- Type: Service medal
- Awarded for: Voluntary & unremunerated service
- Country: Union of South Africa
- Presented by: the Monarch of the United Kingdom and the Dominions of the British Commonwealth, and Emperor of India
- Eligibility: Whether British subjects or not
- Campaign: Second World War 1939–1945
- Established: 1945
- Total: 17,500
- Ribbon bar

Order of wear
- Next (higher): Women's Royal Voluntary Service Medal
- Next (lower): Colonial Special Constabulary Medal

= South African Medal for War Services =

South African military campaign medal for service in the Second World War

The South African Medal for War Services is a South African service medal for voluntary unpaid service in support of the war effort between 6 September 1939 and 15 February 1946, during the Second World War.

==Institution==
In addition to British war medals awarded to combatants from all members of the British Commonwealth, several Commonwealth nations augmented the British awards by establishing their own service medals, all distinctive in design, purpose and criteria.

The South African Medal for War Services was instituted by a Royal Warrant dated 29 December 1945, countersigned and sealed at Cape Town on 6 February 1946.

==Award criteria==
The medal was awarded for part-time unremunerated voluntary service in support of the war effort between 6 September 1939 and 15 February 1946.
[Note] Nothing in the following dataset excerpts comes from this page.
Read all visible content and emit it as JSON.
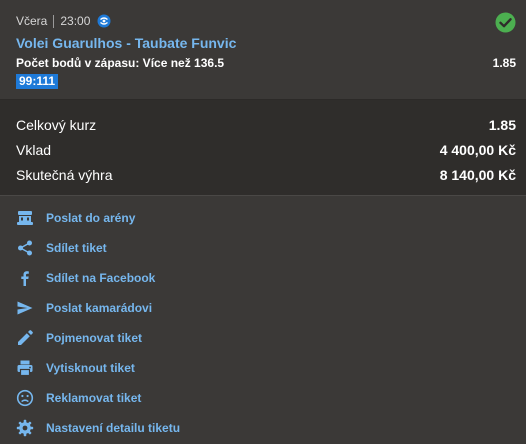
{
  "bet": {
    "day": "Včera",
    "time": "23:00",
    "event": "Volei Guarulhos - Taubate Funvic",
    "market": "Počet bodů v zápasu: Více než 136.5",
    "odds": "1.85",
    "score": "99:111",
    "status_icon": "check-circle-icon",
    "live_icon": "live-stream-icon"
  },
  "summary": {
    "total_odds_label": "Celkový kurz",
    "total_odds_value": "1.85",
    "stake_label": "Vklad",
    "stake_value": "4 400,00 Kč",
    "win_label": "Skutečná výhra",
    "win_value": "8 140,00 Kč"
  },
  "actions": [
    {
      "label": "Poslat do arény",
      "icon": "arena-icon"
    },
    {
      "label": "Sdílet tiket",
      "icon": "share-icon"
    },
    {
      "label": "Sdílet na Facebook",
      "icon": "facebook-icon"
    },
    {
      "label": "Poslat kamarádovi",
      "icon": "send-icon"
    },
    {
      "label": "Pojmenovat tiket",
      "icon": "pencil-icon"
    },
    {
      "label": "Vytisknout tiket",
      "icon": "printer-icon"
    },
    {
      "label": "Reklamovat tiket",
      "icon": "sad-face-icon"
    },
    {
      "label": "Nastavení detailu tiketu",
      "icon": "gear-icon"
    }
  ],
  "colors": {
    "link": "#76b7ee",
    "success": "#4caf50",
    "score_bg": "#1e7ad8",
    "background": "#3b3937",
    "summary_bg": "#2f2d2b"
  }
}
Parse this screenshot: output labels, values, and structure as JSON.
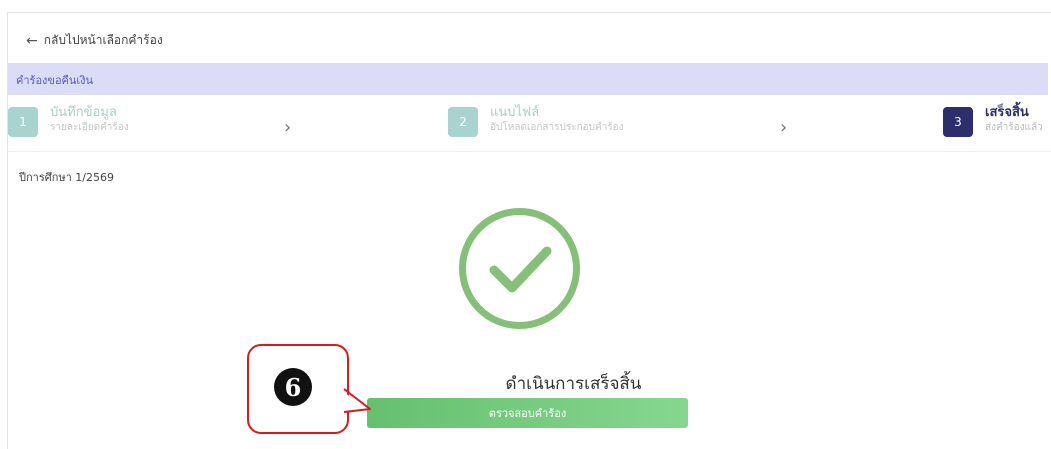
{
  "back_link": {
    "label": "กลับไปหน้าเลือกคำร้อง"
  },
  "section": {
    "title": "คำร้องขอคืนเงิน"
  },
  "steps": [
    {
      "number": "1",
      "title": "บันทึกข้อมูล",
      "subtitle": "รายละเอียดคำร้อง",
      "state": "done"
    },
    {
      "number": "2",
      "title": "แนบไฟล์",
      "subtitle": "อัปโหลดเอกสารประกอบคำร้อง",
      "state": "done"
    },
    {
      "number": "3",
      "title": "เสร็จสิ้น",
      "subtitle": "ส่งคำร้องแล้ว",
      "state": "active"
    }
  ],
  "academic_year": "ปีการศึกษา 1/2569",
  "completion": {
    "message": "ดำเนินการเสร็จสิ้น",
    "button_label": "ตรวจสอบคำร้อง"
  },
  "annotation": {
    "badge": "6"
  },
  "icons": {
    "back": "arrow-left-icon",
    "chevron": "chevron-right-icon",
    "success": "check-circle-icon"
  },
  "colors": {
    "success": "#86c078",
    "primary": "#2c2f6b",
    "accent_bar": "#dcdcf7",
    "callout": "#d61c1c"
  }
}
Altogether 17,500 medals were awarded to people of both sexes, irrespective of whether or not they were British subjects. The requirement was a minimum of two years’ service, of which at least one year was continuous, rendered voluntarily and without pay within or outside the borders of the Union of South Africa, in one or more of the officially recognised voluntary non-military organisations, such as the Red Cross and the Governor-General's War Fund, with the proviso that five or more hours were worked every week. The medal was also issued with a Protea leaf in bronze, to be affixed to the ribbon, to denote a mention in despatches or a King's Commendation.

==Description==
The medal was struck in silver and is 36 millimetres in diameter and 3 millimetres thick at the raised rim. It is affixed to the suspender by means of claws and a pin through the upper edge of the medal. It was awarded unnamed.

- Obverse
The obverse depicts the years "1939" over "1945", encircled by a wreath of protea flowers, all of which are surrounded by the name of the medal in English and Afrikaans, "SOUTH AFRICA" and "SUID-AFRIKA" above and "FOR WAR SERVICES • VIR OORLOGDIENSTE" below.

- Reverse
The reverse has the Coat of Arms of the Union of South Africa.

- Ribbon
The ribbon is 32 millimetres wide, with three equal width bands of dark orange, white and dark blue.

==Order of wear==
In the order of wear prescribed by the British Central Chancery of the Orders of Knighthood, the South African Medal for War Services takes precedence after the Women's Royal Voluntary Service Medal and before the Colonial Special Constabulary Medal.

===South Africa===

On 6 April 1952 the Union of South Africa instituted its own range of decorations and medals. These new awards were worn before all earlier British decorations and medals awarded to South Africans, with the exception of the Victoria Cross, which still took precedence before all other awards. Of the official British medals applicable to South Africans, the South African Medal for War Services takes precedence as shown.

- Preceded by the Union of South Africa Commemoration Medal.